A l’heure où le gouvernement de coalition israélien menace d’annexer une partie des territoires palestiniens occupés, Pierre-André Hervé (doctorant en histoire contemporaine à l'EPHE et animateur du cercle Agénor) a interrogé le député Bruno Joncour sur sa vision de cette situation alarmante, dont on ne parle pas suffisamment.
Président d’un groupe d'études sur la Palestine à l’Assemblée, Bruno Joncour s’est toujours senti très attaché à cette région. Détestant l’injustice et l’oppression, il a toujours été auprès du peuple palestinien pour la reconnaissance de ses droits. Ce peuple mérite qu’on l’accompagne et qu’on le considère. Bruno Joncour a tissé des liens à plusieurs niveaux : au niveau du groupe d'études, mais aussi en établissant des relations entre la ville de Saint-Brieuc, dont il fut maire de 2001 à 2017, et des localités palestiniennes.
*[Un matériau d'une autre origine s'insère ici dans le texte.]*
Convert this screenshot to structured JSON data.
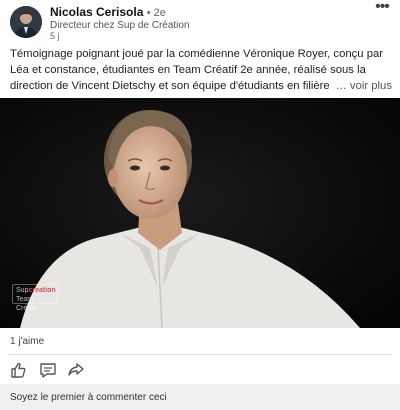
{
  "author": {
    "name": "Nicolas Cerisola",
    "degree": "• 2e",
    "headline": "Directeur chez Sup de Création",
    "time": "5 j",
    "avatar_icon": "person-avatar-icon"
  },
  "menu": {
    "more_label": "•••"
  },
  "post": {
    "text": "Témoignage poignant joué par la comédienne Véronique Royer, conçu par Léa et constance, étudiantes en Team Créatif 2e année, réalisé sous la direction de Vincent Dietschy et son équipe d'étudiants en filière Filmmaker. J'adi",
    "see_more": "… voir plus"
  },
  "video": {
    "watermark_line1": "Sup",
    "watermark_line1_accent": "creation",
    "watermark_line2": "Team Créatif"
  },
  "social": {
    "likes": "1 j'aime",
    "like_icon": "thumbs-up-icon",
    "comment_icon": "comment-icon",
    "share_icon": "share-icon"
  },
  "comment_prompt": "Soyez le premier à commenter ceci",
  "colors": {
    "accent": "#d9534f",
    "background": "#ffffff",
    "comment_bar": "#f0f0f0"
  }
}
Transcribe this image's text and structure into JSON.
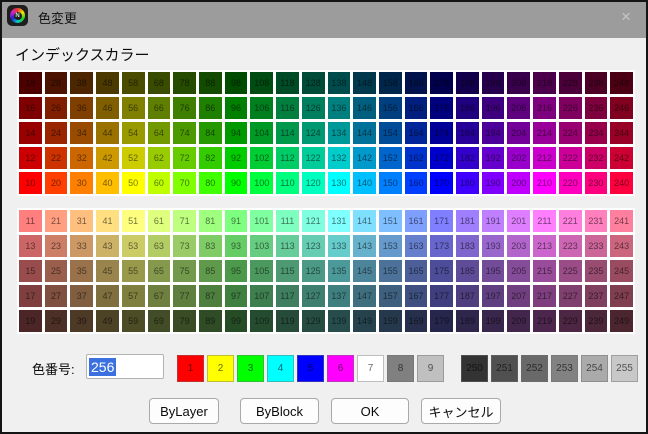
{
  "window": {
    "title": "色変更",
    "close_glyph": "×"
  },
  "palette": {
    "section_label": "インデックスカラー",
    "top_rows": [
      [
        18,
        28,
        38,
        48,
        58,
        68,
        78,
        88,
        98,
        108,
        118,
        128,
        138,
        148,
        158,
        168,
        178,
        188,
        198,
        208,
        218,
        228,
        238,
        248
      ],
      [
        16,
        26,
        36,
        46,
        56,
        66,
        76,
        86,
        96,
        106,
        116,
        126,
        136,
        146,
        156,
        166,
        176,
        186,
        196,
        206,
        216,
        226,
        236,
        246
      ],
      [
        14,
        24,
        34,
        44,
        54,
        64,
        74,
        84,
        94,
        104,
        114,
        124,
        134,
        144,
        154,
        164,
        174,
        184,
        194,
        204,
        214,
        224,
        234,
        244
      ],
      [
        12,
        22,
        32,
        42,
        52,
        62,
        72,
        82,
        92,
        102,
        112,
        122,
        132,
        142,
        152,
        162,
        172,
        182,
        192,
        202,
        212,
        222,
        232,
        242
      ],
      [
        10,
        20,
        30,
        40,
        50,
        60,
        70,
        80,
        90,
        100,
        110,
        120,
        130,
        140,
        150,
        160,
        170,
        180,
        190,
        200,
        210,
        220,
        230,
        240
      ]
    ],
    "bottom_rows": [
      [
        11,
        21,
        31,
        41,
        51,
        61,
        71,
        81,
        91,
        101,
        111,
        121,
        131,
        141,
        151,
        161,
        171,
        181,
        191,
        201,
        211,
        221,
        231,
        241
      ],
      [
        13,
        23,
        33,
        43,
        53,
        63,
        73,
        83,
        93,
        103,
        113,
        123,
        133,
        143,
        153,
        163,
        173,
        183,
        193,
        203,
        213,
        223,
        233,
        243
      ],
      [
        15,
        25,
        35,
        45,
        55,
        65,
        75,
        85,
        95,
        105,
        115,
        125,
        135,
        145,
        155,
        165,
        175,
        185,
        195,
        205,
        215,
        225,
        235,
        245
      ],
      [
        17,
        27,
        37,
        47,
        57,
        67,
        77,
        87,
        97,
        107,
        117,
        127,
        137,
        147,
        157,
        167,
        177,
        187,
        197,
        207,
        217,
        227,
        237,
        247
      ],
      [
        19,
        29,
        39,
        49,
        59,
        69,
        79,
        89,
        99,
        109,
        119,
        129,
        139,
        149,
        159,
        169,
        179,
        189,
        199,
        209,
        219,
        229,
        239,
        249
      ]
    ],
    "standard_colors": [
      1,
      2,
      3,
      4,
      5,
      6,
      7,
      8,
      9
    ],
    "gray_colors": [
      250,
      251,
      252,
      253,
      254,
      255
    ],
    "special_hex": {
      "1": "#ff0000",
      "2": "#ffff00",
      "3": "#00ff00",
      "4": "#00ffff",
      "5": "#0000ff",
      "6": "#ff00ff",
      "7": "#ffffff",
      "8": "#808080",
      "9": "#c0c0c0",
      "250": "#333333",
      "251": "#505050",
      "252": "#696969",
      "253": "#828282",
      "254": "#aaaaaa",
      "255": "#c8c8c8"
    }
  },
  "color_number": {
    "label": "色番号:",
    "value": "256",
    "selection_color": "#3b70e0"
  },
  "buttons": {
    "bylayer": "ByLayer",
    "byblock": "ByBlock",
    "ok": "OK",
    "cancel": "キャンセル"
  },
  "colors": {
    "titlebar_bg": "#9c9c9c",
    "dialog_bg": "#f0f0f0",
    "grid_gap": "#ffffff"
  }
}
Ainsi avec la ville de Battir, non loin de Bethléem, qui possède un patrimoine monumental. En nouant des relations fortes avec une ville, on parvient déjà à envoyer un message de solidarité, qui compte. Les élus locaux ont une légitimité pour favoriser les contacts directs entre les peuples. Il ne manquerait plus que des communautés comme les nôtres se désintéressent du sort des Palestiniens ! Savoir que l’on pense à eux est nécessaire et précieux.
Bruno Joncour remarque l’ambiguïté du langage officiel : à l’Assemblée, il existe de nombreux groupes d’amitié mais, pour la Palestine, c’est un « groupe d’études à vocation internationale sur les territoires palestiniens ». Si la France appelle à la mise en oeuvre d'une solution au conflit israélo-palestinien impliquant deux Etats, elle ne reconnaît pas encore officiellement l'Etat palestinien, désormais observateur à l'ONU. Ce groupe s’attache à relayer les préoccupations, les messages, à l’UNESCO par exemple. Les relations suivies impliquent des déplacements, comme en avril 2019, où une délégation de 6 parlementaires s’est rendue à Jérusalem, en Cisjordanie, à Gaza. De ces voyages, on ne revient pas exactement semblable.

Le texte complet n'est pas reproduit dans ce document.